Dean shakes his head and reaches over to rub my belly. In the last few weeks it has finally started to show up. Compared to Victoria, I just look like I've eaten far too many cheesecakes, but it's starting to take shape, and I'm sure soon it will be round enough to announce my baby to the world. That's strangely exciting to me. I love the idea of people looking at me and knowing I'm carrying Dean's baby.
“Don't worry. If this baby takes after me at all, there's no way it's going to miss a Thanksgiving dinner. You'll be eating mom's turkey and Judy's sweet potato casserole with a little one in your arms.”
“I can't wait to celebrate the holidays in Magnolia Falls.”
“Well, I suggest you start bracing yourself now. It's not a subdued affair. There's going to be the two, then three, of us. Your mother, Lee, and Alex. Then there's my parents, of course. Grant, Emma, and Lily. Th
en Emma's mother, and her grandparents Neil and Eleanor. Judy and Jeremy. Preston, Victoria, Nick, and the new baby. Then Asher and Seth. And this year I wouldn't be surprised if we had an appearance by Luella and Mr. Pfeiffer. Somehow she doesn't strike me as the type of woman to slave all day over a Thanksgiving dinner.”

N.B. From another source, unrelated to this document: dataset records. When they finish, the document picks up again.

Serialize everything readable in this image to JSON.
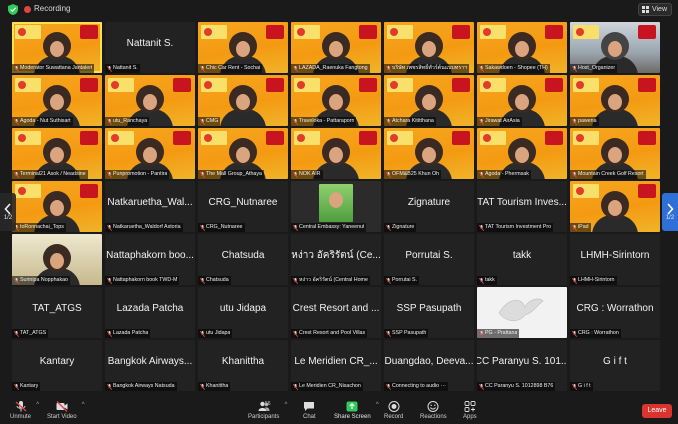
{
  "topbar": {
    "recording_label": "Recording",
    "view_label": "View"
  },
  "pager": {
    "left": "1/2",
    "right": "1/2"
  },
  "rows": [
    [
      {
        "caption": "Moderator Suwattana Jantalert",
        "kind": "cam",
        "active": true
      },
      {
        "caption": "Nattanit S.",
        "kind": "name",
        "big": "Nattanit S."
      },
      {
        "caption": "Chic Car Rent - Sochai",
        "kind": "cam"
      },
      {
        "caption": "LAZADA_Raenuka Fangtong",
        "kind": "cam"
      },
      {
        "caption": "บริษัท เพชรสิทธิ์ทัวร์ต้นแบบทราฯ",
        "kind": "cam"
      },
      {
        "caption": "Sakawdoen - Shopee (TH)",
        "kind": "cam"
      },
      {
        "caption": "Host_Organizer",
        "kind": "room"
      }
    ],
    [
      {
        "caption": "Agoda - Nut Suthisart",
        "kind": "cam"
      },
      {
        "caption": "utu_Ranchaya",
        "kind": "cam"
      },
      {
        "caption": "CMG",
        "kind": "cam"
      },
      {
        "caption": "Traveloka - Pattaraporn",
        "kind": "cam"
      },
      {
        "caption": "Atchara Kititthana",
        "kind": "cam"
      },
      {
        "caption": "Jirawat AirAsia",
        "kind": "cam"
      },
      {
        "caption": "pawena",
        "kind": "cam"
      }
    ],
    [
      {
        "caption": "Terminal21 Asok / Neadsine",
        "kind": "cam"
      },
      {
        "caption": "Punpromotion - Pantira",
        "kind": "cam"
      },
      {
        "caption": "The Mall Group_Athaya",
        "kind": "cam"
      },
      {
        "caption": "NOK AIR",
        "kind": "cam"
      },
      {
        "caption": "OFM&B25 Khun Oh",
        "kind": "cam"
      },
      {
        "caption": "Agoda - Phermsak",
        "kind": "cam"
      },
      {
        "caption": "Mountain Creek Golf Resort",
        "kind": "cam"
      }
    ],
    [
      {
        "caption": "toRonnachai_Tops",
        "kind": "cam"
      },
      {
        "caption": "Natkaruetha_Waldorf Astoria",
        "kind": "name",
        "big": "Natkaruetha_Wal..."
      },
      {
        "caption": "CRG_Nutnaree",
        "kind": "name",
        "big": "CRG_Nutnaree"
      },
      {
        "caption": "Central Embassy: Yaneenut",
        "kind": "green"
      },
      {
        "caption": "Zignature",
        "kind": "name",
        "big": "Zignature"
      },
      {
        "caption": "TAT Tourism Investment Pro",
        "kind": "name",
        "big": "TAT Tourism Inves..."
      },
      {
        "caption": "iPad",
        "kind": "cam"
      }
    ],
    [
      {
        "caption": "Surinipa Nopphakao",
        "kind": "art"
      },
      {
        "caption": "Nattaphakorn book TWD-M",
        "kind": "name",
        "big": "Nattaphakorn boo..."
      },
      {
        "caption": "Chatsuda",
        "kind": "name",
        "big": "Chatsuda"
      },
      {
        "caption": "หง่าว อัคริรัตน์ (Central Home",
        "kind": "name",
        "big": "หง่าว อัคริรัตน์ (Ce..."
      },
      {
        "caption": "Porrutai S.",
        "kind": "name",
        "big": "Porrutai S."
      },
      {
        "caption": "takk",
        "kind": "name",
        "big": "takk"
      },
      {
        "caption": "LHMH-Sirintorn",
        "kind": "name",
        "big": "LHMH-Sirintorn"
      }
    ],
    [
      {
        "caption": "TAT_ATGS",
        "kind": "name",
        "big": "TAT_ATGS"
      },
      {
        "caption": "Lazada Patcha",
        "kind": "name",
        "big": "Lazada Patcha"
      },
      {
        "caption": "utu Jidapa",
        "kind": "name",
        "big": "utu Jidapa"
      },
      {
        "caption": "Crest Resort and Pool Villas",
        "kind": "name",
        "big": "Crest Resort and ..."
      },
      {
        "caption": "SSP Pasupath",
        "kind": "name",
        "big": "SSP Pasupath"
      },
      {
        "caption": "PG - Prattana",
        "kind": "white"
      },
      {
        "caption": "CRG : Worrathon",
        "kind": "name",
        "big": "CRG : Worrathon"
      }
    ],
    [
      {
        "caption": "Kantary",
        "kind": "name",
        "big": "Kantary"
      },
      {
        "caption": "Bangkok Airways Natsuda",
        "kind": "name",
        "big": "Bangkok Airways..."
      },
      {
        "caption": "Khanittha",
        "kind": "name",
        "big": "Khanittha"
      },
      {
        "caption": "Le Meridien CR_Nisachon",
        "kind": "name",
        "big": "Le Meridien CR_..."
      },
      {
        "caption": "Connecting to audio ···",
        "kind": "name",
        "big": "Duangdao, Deeva..."
      },
      {
        "caption": "CC Paranyu S. 1012898 B76",
        "kind": "name",
        "big": "CC Paranyu S. 101..."
      },
      {
        "caption": "G i f t",
        "kind": "name",
        "big": "G i f t"
      }
    ]
  ],
  "toolbar": {
    "unmute": "Unmute",
    "start_video": "Start Video",
    "participants": "Participants",
    "participants_count": "56",
    "chat": "Chat",
    "share_screen": "Share Screen",
    "record": "Record",
    "reactions": "Reactions",
    "apps": "Apps",
    "leave": "Leave"
  },
  "colors": {
    "accent_green": "#2ecc5a",
    "leave_red": "#d9352e",
    "highlight": "#ffe14d",
    "tile_orange": "#f49a12"
  }
}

“That only makes it sound more wonderful.”
We get to the doctor's office and are ushered into the examination room. When the technician finally comes in, we watch as the screen fills with images of our baby. It's so much bigger and more distinct than it was two months ago when we saw the first ultrasound pictures. Lying there with the wand moving over the cold blue gel on my belly and then seeing the pictures show up on the screen is surreal. I know my baby is in there. I talk to it every day and feel as though I can sense its presence. But actually seeing a gray and white version of it moving and dancing in front of me makes me feel even more connected. There are some moments when I think I may feel tiny flickers of movements, but I haven't been sure yet. I can't wait for the day when I get a distinct kick or a press of its little hand.
“Alright, here's the moment we've all been waiting for. You do want to know the sex, correct?”
“Definitely,” Dean and I answer together.
The technician chuckles.
“It's good to see a couple on the same page.” She moves the wand a little bit and the baby shifts perfectly. She clicks a button on the keyboard to capture the image. “There it is. Are you ready to know?”
Three months later…
“How could you possibly have kept this a secret for so long?” Emma asks, scurrying around the library putting the finishing touches on my baby shower.
“I know what it is,” Lee teases from across the room.
It's a good thing he's carrying the huge floral arrangement, because he can duck his head behind it to avoid the napkin Emma balls up and throws at him.